By Edwin Choy, Centre for Fathering
Today we shall focus on how we can use “solution talk” with our teens in a conflict. It is very common for teens to collide in their values with that of their parents. Last week we learnt that using problem talk in the form of blame and shame is not helpful. The good news is that parents can learn how to talk to our teens in a way they would listen.
The first step involves converting the problem into goals. Instead of focusing on the problems, it is better to be clear about what you want to see happen. With a clear goal in mind, we can engage our teens in the following ways:
a. Describe the problem calmly and give your teens the benefit of a doubt. For example you might say after describing the problem situation “you probably do this because”
b. Describe what you want to see happened instead. This is the goal you wished instead of the problems. The clearer you are about this goal to your teens, the easier it will be to achieve them. We cannot assume our teens know what we want.
c. Explain the benefits of achieving this goal. Our teens usually are not good at co-operating when they cannot see any benefits to what we asked them to do.
d. Express confidence in your teens to accomplish this goal. When our teens feel affirmed by us even in a conflict, they are more motivated to make changes toward a new goal. One way to express confidence in them is to draw on your teens’ past successes in dealing with similar situations.
e.
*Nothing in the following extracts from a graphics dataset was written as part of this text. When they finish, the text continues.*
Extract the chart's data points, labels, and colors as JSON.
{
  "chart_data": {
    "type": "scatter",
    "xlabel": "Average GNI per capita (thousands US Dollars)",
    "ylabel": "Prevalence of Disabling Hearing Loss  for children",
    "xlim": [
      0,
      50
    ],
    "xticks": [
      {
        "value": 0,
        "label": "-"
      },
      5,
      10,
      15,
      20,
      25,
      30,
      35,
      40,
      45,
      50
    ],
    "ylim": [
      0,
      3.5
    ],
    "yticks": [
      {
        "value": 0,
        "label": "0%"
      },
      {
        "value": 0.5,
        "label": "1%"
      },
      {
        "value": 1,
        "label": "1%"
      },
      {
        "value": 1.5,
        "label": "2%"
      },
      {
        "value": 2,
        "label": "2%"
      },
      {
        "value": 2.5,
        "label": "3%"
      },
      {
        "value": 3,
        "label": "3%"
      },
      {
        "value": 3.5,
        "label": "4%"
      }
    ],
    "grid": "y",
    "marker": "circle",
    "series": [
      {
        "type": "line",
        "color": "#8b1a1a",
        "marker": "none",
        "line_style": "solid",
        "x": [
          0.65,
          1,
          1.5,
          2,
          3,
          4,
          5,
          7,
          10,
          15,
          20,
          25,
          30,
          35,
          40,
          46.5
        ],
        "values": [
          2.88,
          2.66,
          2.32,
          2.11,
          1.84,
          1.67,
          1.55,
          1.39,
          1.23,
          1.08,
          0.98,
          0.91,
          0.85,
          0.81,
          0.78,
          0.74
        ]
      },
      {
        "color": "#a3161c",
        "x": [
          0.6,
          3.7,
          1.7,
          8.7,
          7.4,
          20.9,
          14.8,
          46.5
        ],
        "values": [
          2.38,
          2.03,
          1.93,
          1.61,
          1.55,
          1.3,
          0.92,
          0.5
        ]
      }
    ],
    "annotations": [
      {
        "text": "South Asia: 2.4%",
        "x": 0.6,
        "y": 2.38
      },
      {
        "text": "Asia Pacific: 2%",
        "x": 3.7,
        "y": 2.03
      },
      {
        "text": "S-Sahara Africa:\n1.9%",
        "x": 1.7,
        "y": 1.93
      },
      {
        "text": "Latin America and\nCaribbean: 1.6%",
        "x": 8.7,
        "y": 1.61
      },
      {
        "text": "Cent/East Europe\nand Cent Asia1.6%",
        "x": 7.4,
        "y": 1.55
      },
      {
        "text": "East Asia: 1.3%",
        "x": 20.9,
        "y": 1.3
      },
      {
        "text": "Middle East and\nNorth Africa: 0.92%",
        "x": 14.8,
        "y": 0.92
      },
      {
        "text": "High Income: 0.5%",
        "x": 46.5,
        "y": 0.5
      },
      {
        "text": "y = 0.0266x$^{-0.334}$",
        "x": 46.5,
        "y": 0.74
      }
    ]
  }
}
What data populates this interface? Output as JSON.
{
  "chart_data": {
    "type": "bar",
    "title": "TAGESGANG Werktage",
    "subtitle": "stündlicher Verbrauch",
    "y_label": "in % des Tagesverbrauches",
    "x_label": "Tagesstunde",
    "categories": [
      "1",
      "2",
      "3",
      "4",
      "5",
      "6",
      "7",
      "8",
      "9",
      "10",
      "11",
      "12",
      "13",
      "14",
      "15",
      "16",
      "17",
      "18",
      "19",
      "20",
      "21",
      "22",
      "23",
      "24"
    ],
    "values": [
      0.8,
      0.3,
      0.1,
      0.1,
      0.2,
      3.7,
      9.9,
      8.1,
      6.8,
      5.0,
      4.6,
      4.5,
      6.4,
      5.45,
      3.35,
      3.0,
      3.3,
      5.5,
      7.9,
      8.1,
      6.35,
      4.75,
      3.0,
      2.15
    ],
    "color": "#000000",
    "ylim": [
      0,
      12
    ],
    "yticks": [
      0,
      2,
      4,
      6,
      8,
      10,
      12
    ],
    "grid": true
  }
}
When it is finally achieved, don’t forget to celebrate! Every small step taken by our teens in a positive direction needs to be appreciated and affirmed.
“Don’t forget to celebrate! Every small step taken by our teens in a positive direction needs to be appreciated and affirmed.”Edwin Choy
The above are just one possible approach to engage your teens in a solution focused coaching rather than problem talk. There are no guarantees in any approaches. However, when parents are able to focus on solutions rather than problems and at the same time draw on their strengths rather than highlighting their weaknesses, you have far greater chance of success in coaching your teens!
Next week we will discuss what we as coaches can do when our teens approach us to help them with their problem situation.
Reflection pointers for fathers …
- Remember a time when you wanted to achieve a goal. What helped you achieve the desired outcome? How can you apply that experience to your child?
- What is the predominant strength or positive trait in your child? How can you leverage on that to coach your child into solutions.
Action pointers for fathers …
Ask your children tonight what they would like to eat tomorrow. Download a recipe and try to cook it for them. Make a backup plan to order something they will definitely like to eat in case your attempted cooking session is not good.